Passées les fêtes de fin d’année, la saison des rhumes et des grippes refait son apparition. Les cas de grippe et RVS (virus respiratoire syncytial) augmentent, et même le Covid-19 revient en force. Si nous avons été particulièrement prudents ces dernières années face à la circulation des virus, la vie a, depuis, repris son cours. Et malgré toutes les précautions, tomber malade est parfois inévitable. Si c'est votre cas, mais que vous ne souhaitez pas interrompre votre entraînement, réfléchissez-y à deux fois. Cela pourrait affecter votre rétablissement et, dans certains cas, aggraver votre état.

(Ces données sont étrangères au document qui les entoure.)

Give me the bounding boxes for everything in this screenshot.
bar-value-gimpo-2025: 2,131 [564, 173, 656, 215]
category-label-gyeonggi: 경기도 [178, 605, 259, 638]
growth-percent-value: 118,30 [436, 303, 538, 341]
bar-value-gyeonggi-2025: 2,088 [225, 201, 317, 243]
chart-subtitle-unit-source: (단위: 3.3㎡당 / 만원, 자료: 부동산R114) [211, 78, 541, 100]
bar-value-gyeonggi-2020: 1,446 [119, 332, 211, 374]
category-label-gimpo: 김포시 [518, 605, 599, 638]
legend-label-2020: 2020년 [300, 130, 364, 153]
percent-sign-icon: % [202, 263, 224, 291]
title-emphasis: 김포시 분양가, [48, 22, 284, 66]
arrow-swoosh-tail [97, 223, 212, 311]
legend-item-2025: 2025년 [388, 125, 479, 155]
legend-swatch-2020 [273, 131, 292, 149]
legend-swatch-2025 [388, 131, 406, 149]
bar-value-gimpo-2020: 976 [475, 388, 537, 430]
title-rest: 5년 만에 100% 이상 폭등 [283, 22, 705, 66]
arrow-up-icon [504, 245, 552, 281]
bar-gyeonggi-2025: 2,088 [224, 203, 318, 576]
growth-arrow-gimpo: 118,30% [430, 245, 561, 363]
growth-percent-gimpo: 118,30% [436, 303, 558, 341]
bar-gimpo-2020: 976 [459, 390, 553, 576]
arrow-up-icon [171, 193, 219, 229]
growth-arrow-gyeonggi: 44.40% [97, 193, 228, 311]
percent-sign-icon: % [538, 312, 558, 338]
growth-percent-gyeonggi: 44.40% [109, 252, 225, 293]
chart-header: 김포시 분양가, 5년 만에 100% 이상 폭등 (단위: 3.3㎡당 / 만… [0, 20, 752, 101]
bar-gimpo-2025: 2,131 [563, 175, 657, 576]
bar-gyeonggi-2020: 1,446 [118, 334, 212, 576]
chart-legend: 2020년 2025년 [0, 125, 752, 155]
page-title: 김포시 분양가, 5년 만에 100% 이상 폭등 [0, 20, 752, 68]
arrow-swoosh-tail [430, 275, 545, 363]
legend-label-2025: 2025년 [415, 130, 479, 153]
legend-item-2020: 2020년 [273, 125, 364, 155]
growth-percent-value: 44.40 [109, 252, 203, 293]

Courir quand on est malade peut être contre-productif. Nez bouché, toux persistante... vous ignorez ces symptômes et pensez encore qu’une fièvre ou un rhume peuvent être évacués par la transpiration. Prudence ! Continuer de courir dans cet état peut ralentir votre guérison.
Si vous envisagez de courir alors que votre système immunitaire est au plus bas, voici trois informations capitales à connaître avant de vous lancer sur les sentiers.
Ne courez pas si vous avez de la fièvre
La règle générale est de ne pas s'entraîner lorsque vous présentez des symptômes au niveau ou en dessous du cou (mal de gorge, toux, courbatures) et surtout si vous avez de la fièvre. Rassurez-vous, si vous couvez un rhume, votre progression ne sera pas entravée par un jour de repos. Et même plusieurs jours n'affecteront pas votre niveau de forme. Notez qu'en dessous de dix, vous ne perdrez probablement pas votre forme physique.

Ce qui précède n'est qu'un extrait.